Gündoğan’ın sahilde çok güzel bir yürüyüş yolu vardır.Bu yolun üzerine ve Nardugan heykelinin hemen yanına bir arıtma tesisi koymuşlar.Leş gibi kokuyor,burnunuzu tutarak geçebiliyorsunuz oradan.Buna da bir çare bulmak lazım.Ayrıca yürüyüş yolu üzerinden vızır vızır geçen motorsikletlere de..

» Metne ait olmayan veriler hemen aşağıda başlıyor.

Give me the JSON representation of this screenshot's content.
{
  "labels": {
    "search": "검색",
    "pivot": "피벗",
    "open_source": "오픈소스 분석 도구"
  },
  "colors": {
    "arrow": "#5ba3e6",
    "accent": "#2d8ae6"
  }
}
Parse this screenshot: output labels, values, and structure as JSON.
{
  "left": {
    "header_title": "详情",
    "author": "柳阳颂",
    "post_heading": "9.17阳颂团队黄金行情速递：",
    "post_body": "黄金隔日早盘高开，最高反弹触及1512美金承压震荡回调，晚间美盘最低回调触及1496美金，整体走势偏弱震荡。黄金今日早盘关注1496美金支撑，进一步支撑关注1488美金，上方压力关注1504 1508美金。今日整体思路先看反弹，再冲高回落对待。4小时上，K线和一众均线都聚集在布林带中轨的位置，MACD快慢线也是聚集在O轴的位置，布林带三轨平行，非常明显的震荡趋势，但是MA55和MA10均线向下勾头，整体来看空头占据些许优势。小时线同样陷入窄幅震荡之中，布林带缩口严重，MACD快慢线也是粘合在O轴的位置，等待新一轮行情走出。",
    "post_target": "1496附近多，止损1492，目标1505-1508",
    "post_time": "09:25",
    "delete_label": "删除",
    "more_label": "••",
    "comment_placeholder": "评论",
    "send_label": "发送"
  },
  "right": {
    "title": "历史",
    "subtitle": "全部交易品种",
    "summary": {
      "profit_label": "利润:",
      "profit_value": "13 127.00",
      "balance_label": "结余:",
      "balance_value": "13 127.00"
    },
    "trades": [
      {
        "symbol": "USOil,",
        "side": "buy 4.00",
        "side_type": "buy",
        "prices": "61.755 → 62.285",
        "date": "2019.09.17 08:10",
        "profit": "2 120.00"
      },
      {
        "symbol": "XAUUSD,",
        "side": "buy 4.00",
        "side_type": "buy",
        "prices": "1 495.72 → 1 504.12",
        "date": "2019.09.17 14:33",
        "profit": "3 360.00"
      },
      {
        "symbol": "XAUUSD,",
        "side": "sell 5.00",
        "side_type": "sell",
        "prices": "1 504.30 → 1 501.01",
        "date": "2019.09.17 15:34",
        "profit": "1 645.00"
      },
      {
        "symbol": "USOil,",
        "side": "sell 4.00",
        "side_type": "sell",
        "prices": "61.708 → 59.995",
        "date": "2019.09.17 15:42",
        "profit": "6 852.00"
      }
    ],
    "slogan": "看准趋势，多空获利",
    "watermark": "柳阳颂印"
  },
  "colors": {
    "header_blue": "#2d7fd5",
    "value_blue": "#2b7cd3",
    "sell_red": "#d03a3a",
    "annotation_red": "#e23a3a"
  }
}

Hep şikayet yazıp durduk.Aslında Bodrum’daki önemli bir değişimden de bahsetmek istiyordum sizlere.Yine yazarım ama özetini anlatayım bari.Bir eğlence şehri olarak bilinen ve gece hayatıyla ünlü Bodrum,yavaştan kabuk değiştiriyor gibi.Artık eller havada görüntüsünden çok,ciddi bir sanat ve kültür kenti haline geliyor.Konserler, sergiler,tiyatrolar,baleler,caz festivalleri filan derken,eğlence ikinci plana düşüyor galiba. Bodrum’a festivaller de,sergiler de,konserler de çok yakışıyor elbette.Fakat eğlenceyi de ihmal etmemek gerek.Bir Halikarnas’ı herkes arıyor ve özlüyor çünkü.Geçenlerde Zeynep Göztepe’nin çok başarıyla organize ettiği Bodrum Sanat Fuarını ziyaret ettim.Yüzlerce sanatçının yaptığı resim ve heykelleri büyük bir zevkle izledim.Sanatçılarla,galeri sahipleriyle tanıştım,onlarla gururlandım. Gördüğüm tablo ve heykellere hayran olduğumu da bu vesileyle belirtmeliyim.